Nach §30 Abs1 der geltenden Tiroler Bauordnung ist der Nachbarbegriff nicht auf die Eigentümer der unmittelbar angrenzenden Grundstücke beschränkt. Nachbarn sind demnach alle Eigentümer von Grundstücken, die zu dem zur Bebauung vorgesehenen Grundstück in einem solchen räumlichen Naheverhältnis stehen, daß durch die bauliche Anlage oder durch deren Benützung hinsichtlich der durch dieses Gesetz geschützten Interessen mit Rückwirkungen auf ihr Grundstück oder die darauf errichtete bauliche Anlage zu rechnen ist, wobei dem Grundeigentümer der Bauberechtigte gleichgestellt ist. Diesem Nachbarbegriff entsprechen auch die dem Nachbarn nach §30 Abs4 der geltenden Tiroler Bauordnung zukommenden subjektiven Rechte, die vor allem in den Bereichen Brandschutz und Immissionsschutz über den unmittelbar angrenzenden Nachbarn hinausgehen.

§25 Abs2 zweiter Satz des vorliegenden Entwurfes schränkt den Kreis der Nachbarrechte dagegen auf die Einhaltung der Abstandsbestimmungen des §6 ein. Korrespondierend dazu sollen künftig nur mehr die Eigentümer der unmittelbar an den Bauplatz angrenzenden Grundstücke sowie jene Personen, denen an einem solchen Grundstück ein Baurecht zukommt, als Nachbarn gelten.

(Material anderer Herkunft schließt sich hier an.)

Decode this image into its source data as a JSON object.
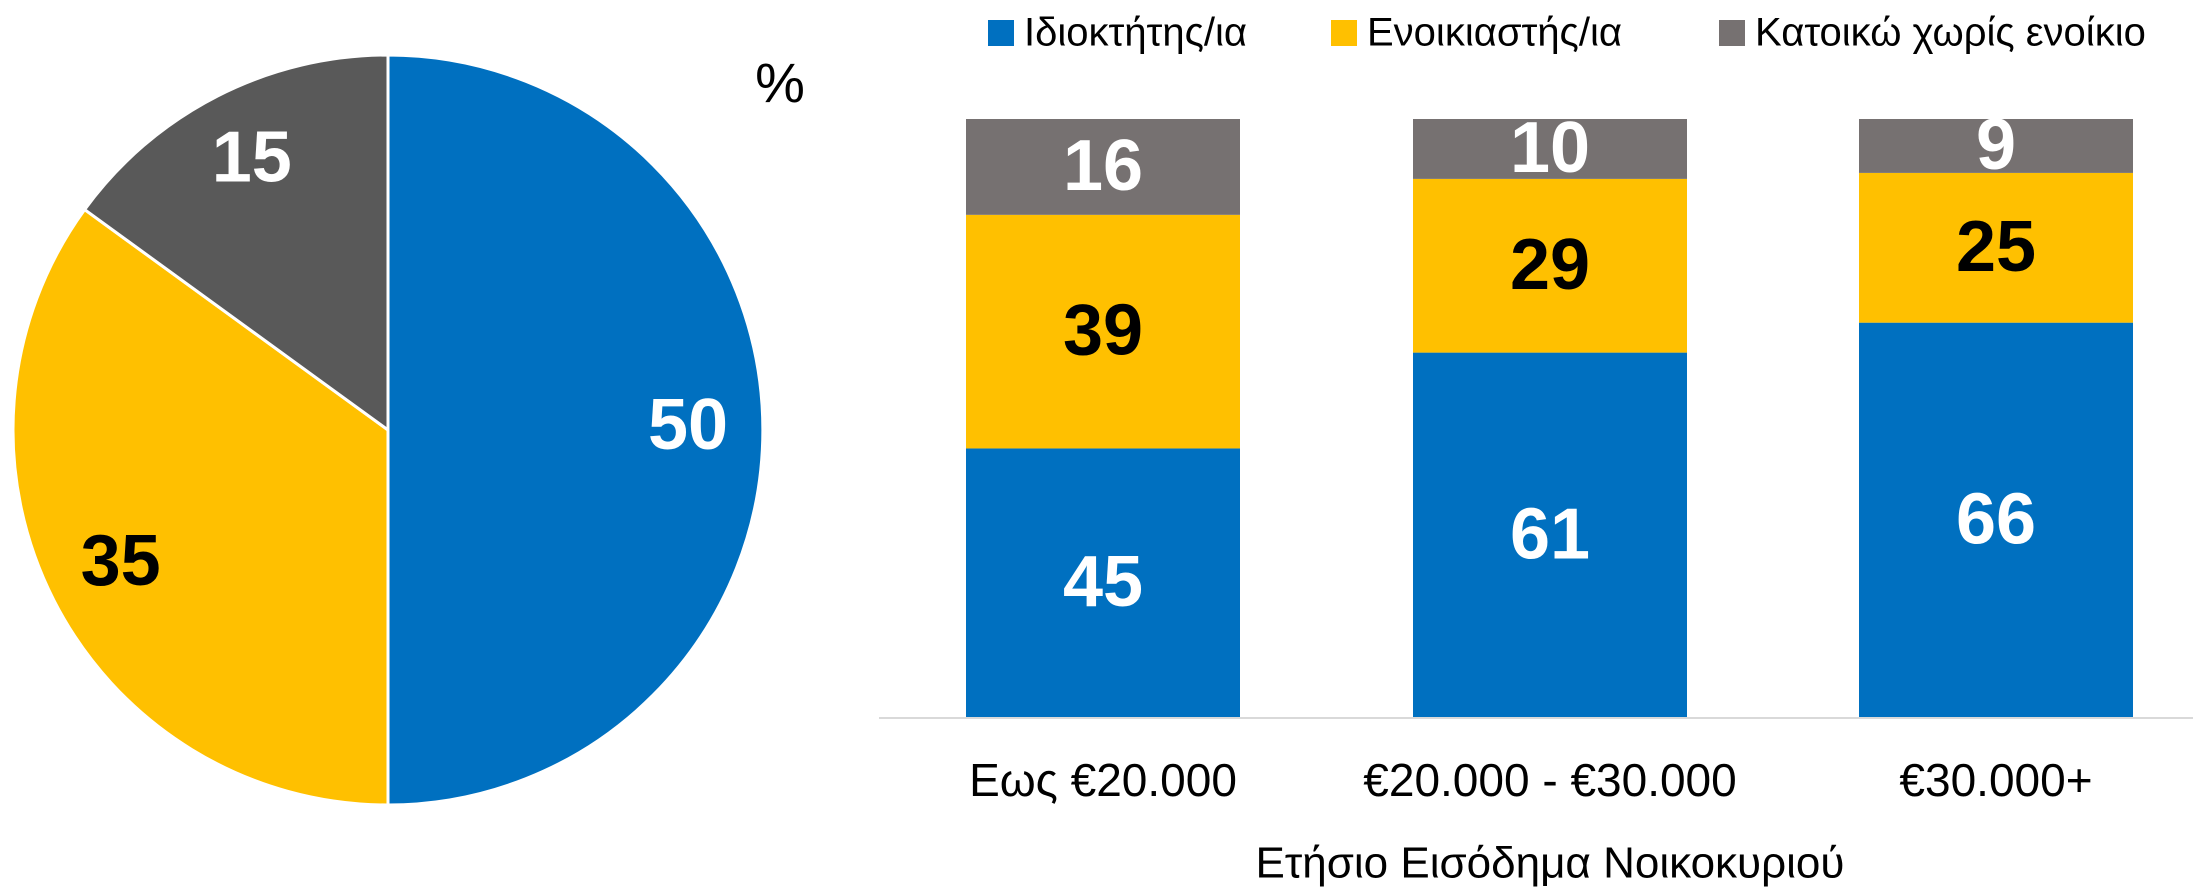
{
  "chart_data": [
    {
      "type": "pie",
      "annotation": "%",
      "categories": [
        "Ιδιοκτήτης/ια",
        "Ενοικιαστής/ια",
        "Κατοικώ χωρίς ενοίκιο"
      ],
      "values": [
        50,
        35,
        15
      ],
      "colors": [
        "#0070c0",
        "#ffc000",
        "#595959"
      ],
      "label_colors": [
        "#ffffff",
        "#000000",
        "#ffffff"
      ]
    },
    {
      "type": "bar",
      "stacked": true,
      "x_label": "Ετήσιο Εισόδημα Νοικοκυριού",
      "categories": [
        "Εως €20.000",
        "€20.000 - €30.000",
        "€30.000+"
      ],
      "series": [
        {
          "name": "Ιδιοκτήτης/ια",
          "color": "#0070c0",
          "label_color": "#ffffff",
          "values": [
            45,
            61,
            66
          ]
        },
        {
          "name": "Ενοικιαστής/ια",
          "color": "#ffc000",
          "label_color": "#000000",
          "values": [
            39,
            29,
            25
          ]
        },
        {
          "name": "Κατοικώ χωρίς ενοίκιο",
          "color": "#767171",
          "label_color": "#ffffff",
          "values": [
            16,
            10,
            9
          ]
        }
      ],
      "ylim": [
        0,
        100
      ],
      "legend": "top"
    }
  ]
}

Eine Verletzung der Abstandsbestimmungen kann auch nach der geltenden Tiroler Bauordnung naturgemäß nur von den unmittelbar an den Bauplatz angrenzenden Nachbarn geltend gemacht werden, und zwar hinsichtlich der Abstände zum betreffenden Grundstück hin.

(...)"

3. In seinem Prüfungsbeschluss ging der Verfassungsgerichtshof vorläufig davon aus, dass die Beschwerde zulässig ist und er bei seiner Entscheidung darüber §25 Abs2 erster Satz der TBO 1998 anzuwenden hätte.

4. Nach der Darstellung der Judikatur zur Regelung der Parteirechte legte der Verfassungsgerichtshof seine Bedenken wie folgt dar:

"Der Verfassungsgerichtshof geht zunächst davon aus, dass es sachlich gerechtfertigt ist, dem Nachbarn im Bauverfahren ein durchsetzbares Mitspracherecht nur dort einzuräumen, wo seine durch die raumordnungsrechtlichen und baurechtlichen Bestimmungen geschützte Rechtssphäre bei Verwirklichung des Bauvorhabens beeinträchtigt werden könnte, d.h. dem Nachbarn ein Mitspracherecht nur hinsichtlich der Einhaltung jener raumordnungsrechtlichen und baurechtlichen Bestimmungen einzuräumen, die nicht nur dem öffentlichen, sondern auch dem besonderen Interesse der Nachbarschaft dienen.

Der Verfassungsgerichtshof meint aber - aus dem Blickwinkel des Gleichheitssatzes -, dass der Gesetzgeber dann, wenn er den besonderen Interessenlagen der Nachbarn dienende raumordnungsrechtliche oder baurechtliche Regelungen erlässt, diese Interessenlagen auch bei der Einräumung des Mitspracherechts der Nachbarn im Bauverfahren entsprechend berücksichtigen muss. Oder anders ausgedrückt: Beschränkt der Gesetzgeber das Mitspracherecht im Baubewilligungsverfahren auf die Möglichkeit, nur bestimmte Interessenlagen geltend zu machen, so muss ein sachlicher Grund dafür gegeben sein, dass der Nachbar nur diese bestimmten Interessenlagen im Bauverfahren rechtswirksam durchsetzen kann.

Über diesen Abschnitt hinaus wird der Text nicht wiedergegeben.